A seminar discussing the characterization of isolated antioxidants


The Faculty of Agriculture at the University of Basrah held a seminar on the description of antioxidants separated from the whey of the milk of cows and goats.


The researcher Bashaer Abdul Muttalib Mohamed Hassan explained the process of the purification technique of the glycomacropeptide protein from goat and cow’s milk and studied some of its properties and its effect as an antioxidant. The researcher also examined the susceptibility of pasteurized and unpasteurized milk and whey proteins to both types of milk in terms of their efficiency as antioxidants.




The results showed the separation of the glycomacropeptide protein can be done in two ways: using the TCA solution and the second method is boiling and using alcohol.
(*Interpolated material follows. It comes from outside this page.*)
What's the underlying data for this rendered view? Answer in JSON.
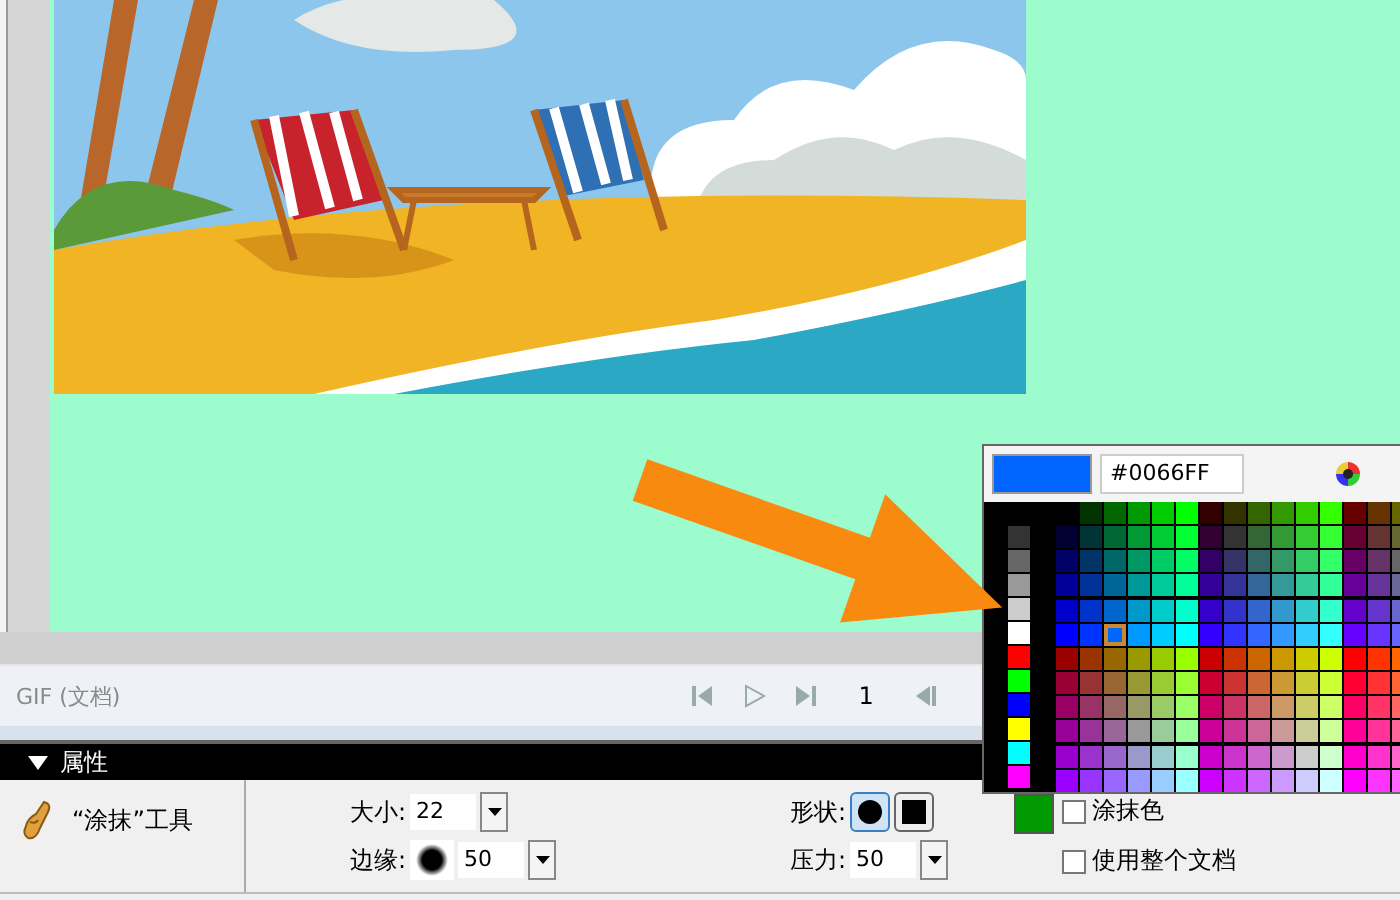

The results also disclosed that the first method is more efficient and produces more protein. The whey protein of the milk of cows and goats that has been resulted from using the first method has been purified using gelatin filtration of sephadex G-25. The purity was verified using electric relay technology of multi-acrylamide gel.




The results of studying the properties of glycomacropeptide protein for cow’s and goat’s milk as antioxidant and whey protein as well as pasteurized and non-pasteurized milk for both types of milk revealed the efficiency of glycomacropeptide protein in goats’ milk more than cows milk in preventing the oxidation of linoleic acid. Glucamycropobideide proteins were also superior in capturing hydrogen peroxide on ascorbic acid and Rutin. In addition, the reduction force was higher compared with the other samples but lower than the α-tocopherol and BHT. However, glucamycropobideide proteins showed a strong ability to connect Ferrous ions at the same concentration (5 mg / mL) but in higher proportions than EDTA and Citric acid.


The researcher also mentioned something about the stability of the effectiveness of the proteins of the Glucamycropobideide and whey proteins as antioxidants by controlling the three temperature variables, the pH and the cofactor. The proteins of the glucamycropobideide were superior, especially that of goats’ milk. This milk bared better stability than whey at 75 mg /mL concentration in all variables. Moreover, the results of the addition of glucamycropobideide proteins of cows’ and goats’ milk to fish oil revealed the ability to reduce oxidation during storage for a period of time since the value of the numbers of peroxide and TBA decreased at 0.08 g /g, i.e. when the concentration increased.